La tracotanza: egli, che nella vita non conta un fico secco, la
moglie lo inganna non nell’amore (dev’essere brutta), ma certo
nelle tasche, i figli non lo considerano nemmeno, ma in quel
momento, sbattendo un poveraccio di forestiero nella frazione
di... di... di..., egli una volta almeno nella vita ha dimostrato
tutto il suo potere; poteva farmi del bene dicendomi di scendere
a venti metri dalla mia meta, ha preferito farmi del male:
magari sperava che perdessi il treno e trascorressi la notte
all’addiaccio nella sala d’aspetto, ma ero in auto, e questo, se
se ne accorse, forse gli ha procurato un mal di fegato, del quale
prego il lettore di provare dispiacere per conto mio, ché io per
me non me la sento.
La dialettica: se l’avessero mandato a studiare legge invece
che a guidare un autobus, forse avrebbe fatto meno danni alla
circolazione; certo, sarebbe capace di giurare in tribunale che la
morte dei Santi Innocenti fu un caso di suicidio neonatale. Che
diamine, anche Erode ha il suo bravo “diritto alla difesa”!
Secondo me andrebbe rimproverato a sangue e magari
licenziato. Ma se licenziassimo tutti i maleducati che ci sono in
Calabria, e veramente pure altrove, la disoccupazione, che è già
è gigantesca, salirebbe alle stelle del cielo. Ecco perchè non
nomino la città.
Non sia mai detto però che non tragga qualche
insegnamento anche dalle mie tristi avventure.
Mentre salivo su quella montagna di periferia, e mentre per
altra via scendevo a rotta di collo, ho attraversato stradine e
stradine fitte di case e casette, dovunque nella più assoluta
assenza di qualsiasi pubblica luce. Non dico le luminare di
Natale, dico i lampioni comunali, l’illuminazione che oggi c’è
nel paesino più insignificante. Niente, buio da notte fonda del
1301, mica del 2001 quasi 2002, un buio che sinora non avevo
visto mai in zone abitate. Qua e là, fioche piccole insegne
sopra saracinesche serrate come le porte Scee di Troia
all’arrivo di Agamennone con le sue 1100 navi.
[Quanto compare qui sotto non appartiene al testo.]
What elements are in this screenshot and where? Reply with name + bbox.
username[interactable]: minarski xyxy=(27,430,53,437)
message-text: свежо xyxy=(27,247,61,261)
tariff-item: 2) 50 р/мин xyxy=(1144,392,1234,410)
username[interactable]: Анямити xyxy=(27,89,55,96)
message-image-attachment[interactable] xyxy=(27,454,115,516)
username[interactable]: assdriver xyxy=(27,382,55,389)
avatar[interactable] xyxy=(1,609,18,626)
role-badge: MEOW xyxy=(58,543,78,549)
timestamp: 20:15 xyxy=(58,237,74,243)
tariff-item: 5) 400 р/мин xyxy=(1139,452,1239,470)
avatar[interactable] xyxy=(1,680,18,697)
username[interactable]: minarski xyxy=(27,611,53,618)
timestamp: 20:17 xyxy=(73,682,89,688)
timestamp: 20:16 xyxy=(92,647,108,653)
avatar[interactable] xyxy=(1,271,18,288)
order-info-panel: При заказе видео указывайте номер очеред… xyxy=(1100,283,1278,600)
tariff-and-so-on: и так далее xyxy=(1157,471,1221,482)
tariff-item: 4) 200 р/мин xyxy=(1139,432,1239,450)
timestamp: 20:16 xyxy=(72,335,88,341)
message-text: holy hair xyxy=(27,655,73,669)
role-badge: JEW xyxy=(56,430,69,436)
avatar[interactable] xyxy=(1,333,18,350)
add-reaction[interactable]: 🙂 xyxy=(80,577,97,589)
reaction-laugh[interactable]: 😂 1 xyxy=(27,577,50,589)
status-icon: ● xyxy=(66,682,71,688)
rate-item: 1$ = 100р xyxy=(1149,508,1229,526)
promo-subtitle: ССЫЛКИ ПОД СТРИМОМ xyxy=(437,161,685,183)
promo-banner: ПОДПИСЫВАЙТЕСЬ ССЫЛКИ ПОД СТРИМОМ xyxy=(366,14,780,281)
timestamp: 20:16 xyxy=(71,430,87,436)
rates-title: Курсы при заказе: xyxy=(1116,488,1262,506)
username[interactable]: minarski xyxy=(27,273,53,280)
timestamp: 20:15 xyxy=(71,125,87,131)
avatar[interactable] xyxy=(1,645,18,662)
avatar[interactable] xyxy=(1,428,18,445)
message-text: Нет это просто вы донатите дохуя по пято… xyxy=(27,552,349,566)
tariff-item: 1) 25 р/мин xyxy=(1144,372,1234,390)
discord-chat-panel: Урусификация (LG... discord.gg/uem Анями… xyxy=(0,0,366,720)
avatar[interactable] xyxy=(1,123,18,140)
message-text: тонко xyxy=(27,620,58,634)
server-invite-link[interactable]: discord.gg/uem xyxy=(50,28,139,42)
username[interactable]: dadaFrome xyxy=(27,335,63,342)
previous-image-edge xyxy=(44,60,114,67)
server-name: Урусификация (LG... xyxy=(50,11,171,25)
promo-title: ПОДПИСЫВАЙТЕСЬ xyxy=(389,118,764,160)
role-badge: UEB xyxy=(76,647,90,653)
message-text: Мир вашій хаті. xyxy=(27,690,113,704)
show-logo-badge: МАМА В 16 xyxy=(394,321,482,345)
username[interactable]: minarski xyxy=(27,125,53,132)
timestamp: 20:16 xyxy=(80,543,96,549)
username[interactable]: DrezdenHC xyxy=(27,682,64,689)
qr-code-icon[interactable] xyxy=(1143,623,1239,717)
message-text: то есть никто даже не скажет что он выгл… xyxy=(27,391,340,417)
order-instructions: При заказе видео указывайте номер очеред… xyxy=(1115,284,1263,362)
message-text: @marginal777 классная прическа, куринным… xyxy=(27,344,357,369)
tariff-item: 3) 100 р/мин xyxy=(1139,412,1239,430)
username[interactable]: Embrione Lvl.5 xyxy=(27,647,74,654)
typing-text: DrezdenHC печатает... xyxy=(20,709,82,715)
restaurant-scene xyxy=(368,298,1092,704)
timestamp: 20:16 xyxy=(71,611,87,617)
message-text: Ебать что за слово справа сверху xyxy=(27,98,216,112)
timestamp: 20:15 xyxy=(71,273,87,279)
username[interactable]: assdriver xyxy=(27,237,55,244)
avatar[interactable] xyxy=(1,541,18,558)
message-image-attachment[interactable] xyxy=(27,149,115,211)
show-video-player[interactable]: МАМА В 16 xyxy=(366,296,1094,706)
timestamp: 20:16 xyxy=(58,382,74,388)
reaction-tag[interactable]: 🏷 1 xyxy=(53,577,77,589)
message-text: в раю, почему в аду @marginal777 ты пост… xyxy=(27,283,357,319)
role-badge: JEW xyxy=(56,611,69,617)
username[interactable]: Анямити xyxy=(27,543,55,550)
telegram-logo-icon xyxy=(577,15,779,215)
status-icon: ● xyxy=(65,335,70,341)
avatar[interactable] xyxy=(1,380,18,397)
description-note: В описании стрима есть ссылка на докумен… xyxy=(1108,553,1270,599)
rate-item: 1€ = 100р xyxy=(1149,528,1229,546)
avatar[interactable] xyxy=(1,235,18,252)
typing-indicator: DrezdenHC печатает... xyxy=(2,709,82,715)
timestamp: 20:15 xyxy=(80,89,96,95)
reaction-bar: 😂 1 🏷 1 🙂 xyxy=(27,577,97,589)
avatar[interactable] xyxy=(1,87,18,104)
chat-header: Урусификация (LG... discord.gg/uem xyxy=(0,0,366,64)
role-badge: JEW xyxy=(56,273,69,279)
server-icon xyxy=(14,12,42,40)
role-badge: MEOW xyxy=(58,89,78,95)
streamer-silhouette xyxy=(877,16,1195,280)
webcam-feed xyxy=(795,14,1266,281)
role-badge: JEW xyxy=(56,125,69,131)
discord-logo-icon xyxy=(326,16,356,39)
Pensavo tra me e me: ma da queste parti la gente esce mai la
sera? E chi esce, non rischia di tutto? Le donne, le ragazze, i
bambini, si rinchiudono al tramonto come cent’anni fa? E gli
uomini, vuoi vedere che per uscire chiedono il permesso a
qualcuno? Qualcuno? Chi è il qualcuno?
Pensavo: se io fossi il prefetto, il questore, il colonnello
dell’Arma, come elementare misura di ordine pubblico
imporrei subito al sindaco di provvedere ad illuminare anche
quelle abbandonate periferie come fa con il centro
fantasmagorico; se fossi il sindaco, ci avrei pensato già da me.
E invece il sindaco della città, il colonnello, il questore, il
prefetto, non gli passa a nessuno per l’anticamera del cervello.
Eppure, se ne fanno di convegni antimafia; se ne giurano di
guerre a morte alla delinquenza; si sprecano, gli inviti alla
collaborazione con lo Stato! E intanto, secondo me, se in quelle
desolate plaghe a pochi chilometri dal centro qualcuno decide
di far fuori qualcun altro, il cadavere lo scoprono il giorno
dopo gli spazzini.
Alla fine, devo ringraziare il caso e l’indelicato autista per
la scoperta di questa specie di altro pianeta dove non valgono
le regole e i criteri della gente normale, ma si vive al buio, con
tutto quel che segue. La città, non la dico per non far licenziare
il poltrone di cui sopra, e così se la scansano anche le suddette
autorità. A queste, l’invito a fare un giretto anche nelle
selvatiche periferie dei ciechi e dei muti, mica solo ai convegni
dei logorroici e luminosi.
Sconsiglio, ovviamente, di farlo in autobus.